Q: What features are available in OWA 2010 and, eventually, in Outlook 2010 that you won't get with Outlook 2007?
McClean: I don't know if I have a complete list, but the major ones would be conversation view, the new conversation view that's actually driven from Exchange. MailTips is something that's only available in those two. The personal archives is only accessible in OWA or Outlook 2010. The calendar sharing options where you can share privacy information with other organizations. They're probably the major ones.
Q: But if you upgrade to Exchange 2010, you can use all of these in OWA, even if you haven't upgraded Outlook?
McClean: Absolutely.
Q: We've covered a lot of ground and I'm sure you've answered some questions our readers still had about Exchange 2010. Do you have anything to add?
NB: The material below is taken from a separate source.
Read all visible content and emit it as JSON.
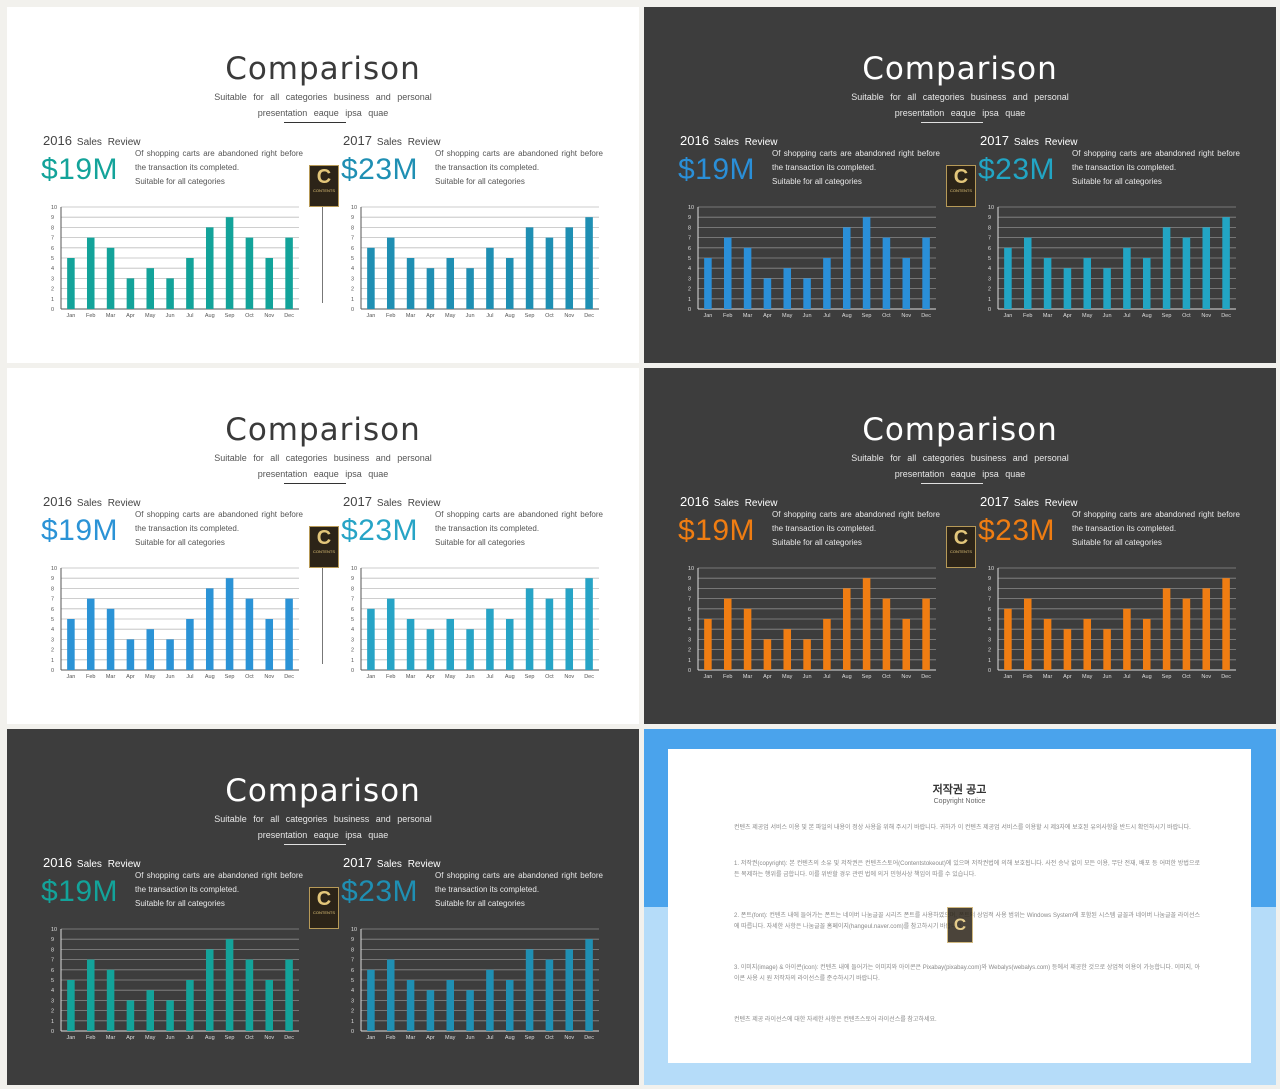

McClean: We're really excited about this release. I've just come back from TechEd in Europe, where we did our launch in Berlin, and the buzz from the community and the people that stormed our booth was really quite infectious. We had a lot of excited people. A lot of our sessions, we had to turn people away because there was just so much interest in them. There's a really high level of buzz about this and it's great to see because we've put a lot of work into this release. We know there are a lot of good features in there, and it's really good to see the community reaction to those features by getting this feedback. There are a lot of excited people out there.
Q: One of the things we've encountered in the past when we start writing about the newest releases is that many IT pros in our audience, for whatever reason, simply aren't ready for upgrading yet. Did you encounter any of that sort of sentiment as well?
McClean: One of the things that we have heard is that there's a lot of our Exchange 2003 customers, and they say to us, "Well we were looking at Exchange 2007, but now I've looked at what Exchange 2010 has got and we're going straight there." And that's something that we hear over and over again from 2003 customers. And even some 2007 customers, although there's no in-place upgrade, because we have the online move mailbox feature, which means that they can move mailboxes across to the new infrastructure without impacting their users, that certainly softens the blow in terms of user impact, which in the end is something that's most important to organization. That's a feature that people are particularly excited about in terms of making it a very smooth deployment process.